Perfect Gnosis, which in Masonry is symbolized by the letter G. within the Blazing Star, applies simultaneously to the program of intellectual discovery and to the moral training of the three grades of Apprentice, Fellow, and Master. With Apprenticeship, it aims to penetrate the mystery of the origin of things; with Fellowship, to unveil the secret of man's nature; and with Mastery, to reveal knowledge of the future destiny of beings. Moreover, it teaches the Apprentice to increase his interior strength to its highest level; it shows the Fellow how to attract surrounding forces to himself; and it instructs the Master to reign as sovereign, subjecting nature to the scepter of his intelligence. It must not be forgotten in all this that initiatic Masonry relates to the Great Art, the Sacerdotal and Royal Art of the ancient initiates. [1]
Without wishing to enter here into the quite complicated question of Masonry's historical origins, let us simply recall that in the form in which it is currently known, modern Masonry resulted from a partial fusion of the Brotherhood of the Rose-Cross, which had preserved gnostic doctrine since the Middle Ages, with the ancient building guilds of the Masons, whose tools had moreover already been used as symbols by the Hermetic philosophers, as can particularly be seen in a figure like Basil Valentine. [2]
But laying aside the restricted point of view of Gnosticism for the time being, we must stress above all the fact that the goal of Masonic initiation, as of all other initiations, is the attainment of integral Knowledge, which is Gnosis in the true sense of the word.

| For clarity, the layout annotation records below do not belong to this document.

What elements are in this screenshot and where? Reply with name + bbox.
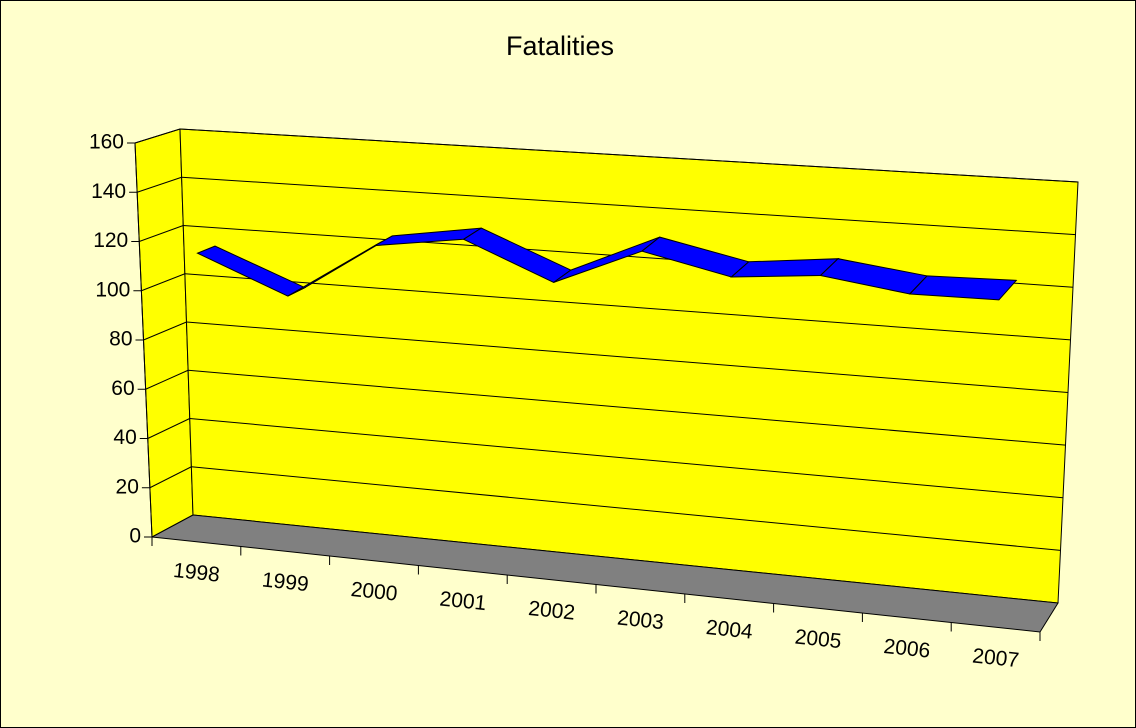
chart-title: Fatalities <box>506 31 614 61</box>
grid-line <box>188 369 1066 446</box>
x-tick-label: 2001 <box>438 587 487 615</box>
grid-line <box>179 128 1079 183</box>
floor <box>150 514 1059 633</box>
grid-line <box>139 225 184 242</box>
grid-line <box>147 418 190 439</box>
grid-line <box>186 321 1069 393</box>
grid-line <box>181 176 1076 236</box>
x-tick-label: 1999 <box>261 568 310 596</box>
grid-line <box>145 369 189 390</box>
grid-line <box>191 466 1061 551</box>
y-tick-label: 140 <box>91 180 126 203</box>
grid-line <box>141 273 186 292</box>
grid-line <box>143 321 187 341</box>
x-tick-label: 2005 <box>794 625 843 653</box>
y-tick-label: 80 <box>109 328 132 351</box>
grid-line <box>134 128 181 144</box>
y-tick-label: 60 <box>111 377 134 400</box>
y-tick-label: 40 <box>113 426 136 449</box>
x-tick-label: 2003 <box>616 606 665 634</box>
y-tick-label: 120 <box>93 229 128 252</box>
y-tick-label: 0 <box>129 525 141 548</box>
y-tick-label: 160 <box>89 131 124 154</box>
ribbon-segment <box>908 275 1018 301</box>
x-tick-label: 2002 <box>527 597 576 625</box>
grid-line <box>136 176 182 193</box>
y-tick-label: 20 <box>116 475 139 498</box>
x-tick-label: 2006 <box>882 635 931 663</box>
x-tick-label: 2000 <box>350 578 399 606</box>
y-tick-label: 100 <box>95 278 130 301</box>
grid-line <box>184 273 1071 341</box>
x-tick-label: 1998 <box>172 559 221 587</box>
x-tick-label: 2004 <box>705 616 754 644</box>
y-axis <box>134 142 153 538</box>
x-tick-label: 2007 <box>971 644 1020 672</box>
grid-line <box>149 466 192 489</box>
grid-line <box>189 418 1064 499</box>
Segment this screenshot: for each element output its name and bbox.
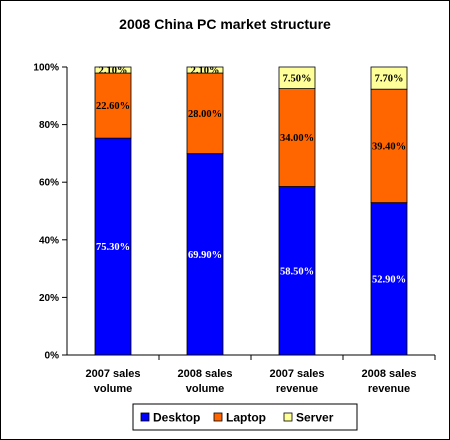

It is precisely this knowledge that, properly speaking, constitutes the Masonic secret, which is why this secret is essentially incommunicable.
To conclude, and in order to avoid all ambiguity, we shall observe that for us Masonry cannot and must not be bound to any particular philosophical opinion, that it is no more spiritualist than materialist, no more deist than atheist or pantheist in the ordinary sense of all these terms, for it must only be Masonry pure and simple. In
entering the Temple, each member must divest himself of his profane personality, laying aside all that is foreign to the fundamental principles of Masonry, on which all must be united in order to labor together on the Great Work of universal Construction.